The historical core of the town monument reservation in Kežmarok, which is part of the Gothic Route that attracts tourists to Spiš, has undergone a complicated construction-historical development since the early Middle Ages. Older elements from an early and developed Gothic style, i.e. from the second half of the 13th century to the 15th century, can be still identified in today’s ground plans and building constructions, that have been forming a regular street network since the end of the 15th century.
The burgher’s house No. 96 at the Main Square stands in the built-up area lining the eastern side of the square. Despite no archaeological research ever taking place there, the qualified visual inspection and analysis of its constructions made it possible to express a reliable hypothesis about its origin and constructional development.
The storeyed triaxial house has a rectangular ground plan with a vaulted passage and a storeyed courtyard wing.

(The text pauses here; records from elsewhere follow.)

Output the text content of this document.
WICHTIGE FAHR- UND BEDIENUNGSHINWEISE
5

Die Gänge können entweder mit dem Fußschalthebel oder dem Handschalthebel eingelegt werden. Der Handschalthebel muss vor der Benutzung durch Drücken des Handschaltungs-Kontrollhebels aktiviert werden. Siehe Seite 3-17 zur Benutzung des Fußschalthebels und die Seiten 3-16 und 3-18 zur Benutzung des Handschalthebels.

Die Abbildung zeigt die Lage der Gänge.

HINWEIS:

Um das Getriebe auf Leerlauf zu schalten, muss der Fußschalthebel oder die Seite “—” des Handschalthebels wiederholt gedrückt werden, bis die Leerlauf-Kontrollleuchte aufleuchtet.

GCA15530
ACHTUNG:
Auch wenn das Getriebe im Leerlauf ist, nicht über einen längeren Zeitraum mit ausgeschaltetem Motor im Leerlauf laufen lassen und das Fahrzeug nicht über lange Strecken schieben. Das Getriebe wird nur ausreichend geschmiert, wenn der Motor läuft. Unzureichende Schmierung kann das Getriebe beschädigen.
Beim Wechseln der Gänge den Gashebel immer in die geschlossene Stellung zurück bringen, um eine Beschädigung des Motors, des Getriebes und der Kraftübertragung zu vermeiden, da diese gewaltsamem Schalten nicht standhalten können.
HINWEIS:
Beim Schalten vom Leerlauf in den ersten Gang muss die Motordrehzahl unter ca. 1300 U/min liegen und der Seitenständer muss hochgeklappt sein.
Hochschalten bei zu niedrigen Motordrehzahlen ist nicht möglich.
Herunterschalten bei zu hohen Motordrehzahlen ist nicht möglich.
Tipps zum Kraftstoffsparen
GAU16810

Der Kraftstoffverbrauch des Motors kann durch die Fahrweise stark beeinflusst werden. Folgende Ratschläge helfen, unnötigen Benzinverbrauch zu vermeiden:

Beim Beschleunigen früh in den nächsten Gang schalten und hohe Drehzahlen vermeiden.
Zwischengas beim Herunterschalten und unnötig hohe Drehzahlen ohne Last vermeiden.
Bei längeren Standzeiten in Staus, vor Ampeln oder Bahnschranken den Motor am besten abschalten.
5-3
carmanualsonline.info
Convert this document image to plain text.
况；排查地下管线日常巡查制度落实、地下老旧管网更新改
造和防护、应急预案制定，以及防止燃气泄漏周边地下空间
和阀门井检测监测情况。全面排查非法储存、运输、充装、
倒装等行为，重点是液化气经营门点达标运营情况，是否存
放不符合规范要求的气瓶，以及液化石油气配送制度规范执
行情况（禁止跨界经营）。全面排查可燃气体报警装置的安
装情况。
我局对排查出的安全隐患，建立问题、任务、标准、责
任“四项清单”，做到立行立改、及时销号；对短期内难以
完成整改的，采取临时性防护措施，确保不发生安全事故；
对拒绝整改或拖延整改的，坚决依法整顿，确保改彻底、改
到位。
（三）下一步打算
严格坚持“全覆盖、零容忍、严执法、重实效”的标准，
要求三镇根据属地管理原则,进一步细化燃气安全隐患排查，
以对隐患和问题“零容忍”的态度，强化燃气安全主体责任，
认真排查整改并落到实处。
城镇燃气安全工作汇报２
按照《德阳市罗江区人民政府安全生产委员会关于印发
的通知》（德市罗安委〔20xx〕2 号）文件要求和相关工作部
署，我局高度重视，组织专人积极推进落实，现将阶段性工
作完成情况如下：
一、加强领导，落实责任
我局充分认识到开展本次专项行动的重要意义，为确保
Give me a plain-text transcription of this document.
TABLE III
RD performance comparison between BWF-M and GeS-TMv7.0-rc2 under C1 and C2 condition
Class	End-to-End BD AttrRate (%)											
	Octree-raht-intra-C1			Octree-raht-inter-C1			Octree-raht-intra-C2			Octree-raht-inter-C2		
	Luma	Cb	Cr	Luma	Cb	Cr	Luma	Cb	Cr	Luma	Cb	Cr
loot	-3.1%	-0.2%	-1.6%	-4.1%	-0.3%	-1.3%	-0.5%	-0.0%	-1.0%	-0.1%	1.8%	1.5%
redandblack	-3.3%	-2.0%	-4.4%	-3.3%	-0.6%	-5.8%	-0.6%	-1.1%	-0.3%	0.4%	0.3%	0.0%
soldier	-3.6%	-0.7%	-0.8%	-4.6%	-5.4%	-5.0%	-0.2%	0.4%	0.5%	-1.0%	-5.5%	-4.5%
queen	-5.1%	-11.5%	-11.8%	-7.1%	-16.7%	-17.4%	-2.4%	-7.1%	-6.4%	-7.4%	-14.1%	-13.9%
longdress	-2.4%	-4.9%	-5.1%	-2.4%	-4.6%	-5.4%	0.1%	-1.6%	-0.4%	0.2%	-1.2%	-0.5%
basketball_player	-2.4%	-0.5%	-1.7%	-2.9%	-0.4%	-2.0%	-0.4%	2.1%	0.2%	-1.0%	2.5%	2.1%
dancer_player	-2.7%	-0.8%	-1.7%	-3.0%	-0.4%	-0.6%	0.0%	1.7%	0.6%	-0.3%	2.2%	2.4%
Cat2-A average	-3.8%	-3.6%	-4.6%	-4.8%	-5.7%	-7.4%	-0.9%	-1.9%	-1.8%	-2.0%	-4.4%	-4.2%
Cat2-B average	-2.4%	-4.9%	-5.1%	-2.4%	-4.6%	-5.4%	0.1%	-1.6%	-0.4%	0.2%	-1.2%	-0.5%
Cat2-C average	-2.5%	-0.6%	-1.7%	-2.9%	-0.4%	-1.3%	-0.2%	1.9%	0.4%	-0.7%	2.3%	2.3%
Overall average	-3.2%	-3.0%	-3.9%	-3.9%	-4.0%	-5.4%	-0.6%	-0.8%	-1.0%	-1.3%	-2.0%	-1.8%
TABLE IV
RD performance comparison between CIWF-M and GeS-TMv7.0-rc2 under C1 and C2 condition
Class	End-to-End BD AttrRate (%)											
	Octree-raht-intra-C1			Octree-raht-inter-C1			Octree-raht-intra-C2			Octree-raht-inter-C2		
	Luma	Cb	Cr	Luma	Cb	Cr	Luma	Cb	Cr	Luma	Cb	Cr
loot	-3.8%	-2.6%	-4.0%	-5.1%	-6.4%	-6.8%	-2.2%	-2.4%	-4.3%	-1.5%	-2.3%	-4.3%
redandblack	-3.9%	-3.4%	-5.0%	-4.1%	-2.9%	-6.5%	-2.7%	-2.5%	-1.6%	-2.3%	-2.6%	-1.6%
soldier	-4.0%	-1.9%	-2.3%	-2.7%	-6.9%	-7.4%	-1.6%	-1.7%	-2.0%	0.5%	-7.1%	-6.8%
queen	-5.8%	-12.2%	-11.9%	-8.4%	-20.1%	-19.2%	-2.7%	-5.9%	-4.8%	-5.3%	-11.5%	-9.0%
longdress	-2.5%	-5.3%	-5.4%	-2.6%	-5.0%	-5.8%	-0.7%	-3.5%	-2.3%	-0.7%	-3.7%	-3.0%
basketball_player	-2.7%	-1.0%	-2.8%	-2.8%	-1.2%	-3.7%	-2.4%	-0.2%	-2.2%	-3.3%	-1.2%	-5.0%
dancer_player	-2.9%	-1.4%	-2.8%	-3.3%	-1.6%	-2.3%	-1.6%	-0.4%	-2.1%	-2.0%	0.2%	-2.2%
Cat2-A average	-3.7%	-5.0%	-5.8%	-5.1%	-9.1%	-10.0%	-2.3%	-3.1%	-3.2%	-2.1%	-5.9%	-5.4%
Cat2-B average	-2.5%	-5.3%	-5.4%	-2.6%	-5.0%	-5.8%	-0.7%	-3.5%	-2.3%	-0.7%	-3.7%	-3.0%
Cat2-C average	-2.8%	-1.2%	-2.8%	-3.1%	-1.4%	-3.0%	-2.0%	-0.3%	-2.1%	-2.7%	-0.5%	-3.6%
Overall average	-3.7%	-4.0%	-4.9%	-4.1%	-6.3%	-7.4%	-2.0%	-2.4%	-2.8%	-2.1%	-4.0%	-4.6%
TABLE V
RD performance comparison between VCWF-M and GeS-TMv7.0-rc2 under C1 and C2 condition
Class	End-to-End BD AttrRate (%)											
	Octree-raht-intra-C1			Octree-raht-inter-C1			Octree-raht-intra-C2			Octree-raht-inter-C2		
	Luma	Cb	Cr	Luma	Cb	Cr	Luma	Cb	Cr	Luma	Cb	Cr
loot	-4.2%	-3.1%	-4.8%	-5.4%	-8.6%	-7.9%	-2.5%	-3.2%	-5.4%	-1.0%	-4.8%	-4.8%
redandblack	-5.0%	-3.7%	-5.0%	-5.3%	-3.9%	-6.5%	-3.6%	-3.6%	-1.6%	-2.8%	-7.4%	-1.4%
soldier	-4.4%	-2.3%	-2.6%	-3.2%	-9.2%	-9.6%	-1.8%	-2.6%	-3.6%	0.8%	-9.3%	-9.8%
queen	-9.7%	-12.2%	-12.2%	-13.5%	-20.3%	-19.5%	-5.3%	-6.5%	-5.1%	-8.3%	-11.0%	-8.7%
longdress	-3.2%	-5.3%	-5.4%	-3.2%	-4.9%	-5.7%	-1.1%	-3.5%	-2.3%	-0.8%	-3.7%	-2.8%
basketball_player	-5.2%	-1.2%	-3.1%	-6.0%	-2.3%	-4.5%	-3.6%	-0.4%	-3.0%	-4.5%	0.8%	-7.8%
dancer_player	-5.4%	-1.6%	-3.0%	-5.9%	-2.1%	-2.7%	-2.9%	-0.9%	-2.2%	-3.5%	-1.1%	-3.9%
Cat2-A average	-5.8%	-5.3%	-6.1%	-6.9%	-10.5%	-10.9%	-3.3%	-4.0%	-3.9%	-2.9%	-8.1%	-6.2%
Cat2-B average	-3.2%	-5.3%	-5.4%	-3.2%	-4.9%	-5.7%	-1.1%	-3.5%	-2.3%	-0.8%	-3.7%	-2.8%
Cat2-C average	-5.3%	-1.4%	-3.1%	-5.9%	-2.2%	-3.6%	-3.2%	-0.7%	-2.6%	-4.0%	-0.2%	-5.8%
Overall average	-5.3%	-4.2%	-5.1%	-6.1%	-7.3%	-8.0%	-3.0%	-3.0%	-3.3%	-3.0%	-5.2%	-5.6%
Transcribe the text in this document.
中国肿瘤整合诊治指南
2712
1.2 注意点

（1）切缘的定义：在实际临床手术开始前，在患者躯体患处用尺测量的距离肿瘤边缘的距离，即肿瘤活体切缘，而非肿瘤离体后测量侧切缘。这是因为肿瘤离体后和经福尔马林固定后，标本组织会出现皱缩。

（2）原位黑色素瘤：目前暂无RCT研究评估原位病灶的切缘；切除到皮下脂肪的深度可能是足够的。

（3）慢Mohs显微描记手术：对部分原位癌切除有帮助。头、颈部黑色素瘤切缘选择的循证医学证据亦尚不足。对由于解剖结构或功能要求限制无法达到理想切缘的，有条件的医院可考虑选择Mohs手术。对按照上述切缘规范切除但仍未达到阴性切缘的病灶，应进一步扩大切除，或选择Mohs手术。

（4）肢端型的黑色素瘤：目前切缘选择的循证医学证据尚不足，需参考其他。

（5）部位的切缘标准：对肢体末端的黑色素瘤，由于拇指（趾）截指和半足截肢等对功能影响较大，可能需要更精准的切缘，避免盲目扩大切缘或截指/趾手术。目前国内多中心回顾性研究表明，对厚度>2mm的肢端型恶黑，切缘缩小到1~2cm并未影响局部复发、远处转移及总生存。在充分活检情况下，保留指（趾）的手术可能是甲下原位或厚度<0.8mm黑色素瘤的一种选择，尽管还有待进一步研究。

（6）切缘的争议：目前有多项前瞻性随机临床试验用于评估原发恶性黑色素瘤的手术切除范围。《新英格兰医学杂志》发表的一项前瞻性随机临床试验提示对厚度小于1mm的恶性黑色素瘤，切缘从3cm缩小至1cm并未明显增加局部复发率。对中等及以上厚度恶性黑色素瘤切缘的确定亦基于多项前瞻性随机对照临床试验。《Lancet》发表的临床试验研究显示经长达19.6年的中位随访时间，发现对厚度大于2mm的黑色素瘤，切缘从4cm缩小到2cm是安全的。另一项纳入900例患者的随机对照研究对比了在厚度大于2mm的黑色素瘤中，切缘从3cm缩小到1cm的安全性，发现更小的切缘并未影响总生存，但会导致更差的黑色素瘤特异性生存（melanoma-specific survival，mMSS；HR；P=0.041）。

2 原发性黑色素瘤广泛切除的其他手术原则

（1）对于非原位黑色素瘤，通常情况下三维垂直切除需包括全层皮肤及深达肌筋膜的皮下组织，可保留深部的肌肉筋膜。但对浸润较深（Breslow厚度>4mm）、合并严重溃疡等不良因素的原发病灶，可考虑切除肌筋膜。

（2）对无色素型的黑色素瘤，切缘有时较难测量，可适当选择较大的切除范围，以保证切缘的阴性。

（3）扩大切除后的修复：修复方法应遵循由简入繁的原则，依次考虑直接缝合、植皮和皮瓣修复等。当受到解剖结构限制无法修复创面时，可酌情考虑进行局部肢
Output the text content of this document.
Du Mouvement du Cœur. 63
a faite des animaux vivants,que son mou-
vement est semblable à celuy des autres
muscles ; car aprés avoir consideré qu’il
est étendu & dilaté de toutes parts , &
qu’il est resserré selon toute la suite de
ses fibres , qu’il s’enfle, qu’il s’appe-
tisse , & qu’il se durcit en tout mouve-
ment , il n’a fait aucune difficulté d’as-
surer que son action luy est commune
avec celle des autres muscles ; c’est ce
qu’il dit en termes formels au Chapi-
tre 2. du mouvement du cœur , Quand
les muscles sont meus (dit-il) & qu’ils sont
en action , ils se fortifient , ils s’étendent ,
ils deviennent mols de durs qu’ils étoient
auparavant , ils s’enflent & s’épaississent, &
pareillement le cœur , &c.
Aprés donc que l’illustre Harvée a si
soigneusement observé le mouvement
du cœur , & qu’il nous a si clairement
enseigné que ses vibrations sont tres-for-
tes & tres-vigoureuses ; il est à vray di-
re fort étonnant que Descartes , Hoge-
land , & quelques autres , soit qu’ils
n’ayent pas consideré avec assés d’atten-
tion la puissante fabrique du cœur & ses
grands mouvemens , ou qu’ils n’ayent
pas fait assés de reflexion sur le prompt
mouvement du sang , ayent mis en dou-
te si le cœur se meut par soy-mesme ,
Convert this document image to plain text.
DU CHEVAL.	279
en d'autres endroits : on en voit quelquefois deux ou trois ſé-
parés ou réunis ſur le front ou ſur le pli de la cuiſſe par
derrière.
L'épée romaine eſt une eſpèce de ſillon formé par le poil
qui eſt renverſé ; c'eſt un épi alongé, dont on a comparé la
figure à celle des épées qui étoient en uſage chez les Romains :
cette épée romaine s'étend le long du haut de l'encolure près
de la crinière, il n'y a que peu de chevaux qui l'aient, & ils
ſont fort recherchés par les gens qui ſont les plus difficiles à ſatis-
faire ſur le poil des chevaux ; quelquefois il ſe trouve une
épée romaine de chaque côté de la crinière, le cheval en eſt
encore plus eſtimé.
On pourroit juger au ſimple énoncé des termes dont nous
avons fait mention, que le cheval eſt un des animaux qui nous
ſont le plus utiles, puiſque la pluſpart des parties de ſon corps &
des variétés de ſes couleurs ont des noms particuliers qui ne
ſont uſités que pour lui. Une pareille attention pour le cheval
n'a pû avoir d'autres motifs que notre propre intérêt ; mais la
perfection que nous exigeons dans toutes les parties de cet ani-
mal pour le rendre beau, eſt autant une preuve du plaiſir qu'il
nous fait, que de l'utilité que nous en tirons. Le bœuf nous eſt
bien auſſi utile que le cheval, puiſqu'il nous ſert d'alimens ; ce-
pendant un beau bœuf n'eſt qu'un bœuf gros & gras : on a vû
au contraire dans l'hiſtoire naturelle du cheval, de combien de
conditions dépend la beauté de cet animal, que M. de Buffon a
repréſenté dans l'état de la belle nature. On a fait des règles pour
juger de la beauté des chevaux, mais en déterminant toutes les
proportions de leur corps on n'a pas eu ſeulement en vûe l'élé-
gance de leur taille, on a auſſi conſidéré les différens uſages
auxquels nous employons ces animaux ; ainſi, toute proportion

The back vertical wing, which completed the eastern part of the long narrow site, was demolished in the third quarter of the 20th century. The irregularities in architecture, vault systems, application of materials and varying thickness of masonry made it possible to locate the oldest core of the building in the back of the dominating building, in the form of a square tower-like construction with preserved stone masonry in the basement. The building’s Gothic core could be dated to the 14th century.
The Renaissance of the 16th century enlarged the building’s ground plan towards the south and west. The Baroque reconstruction in the second third of the 18th century, added cross vaults to residential rooms. The Romantic reconstruction of the house No. 96, carried out in 1897 – 1898, in historicist period styles using Neo-Renaissance elements, had completely changed the building’s character. The burgher’s house was extended, a piano nobile was built upstairs and the ground floor, which continued to serve its household function, was kept in the Renaissance and Baroque style.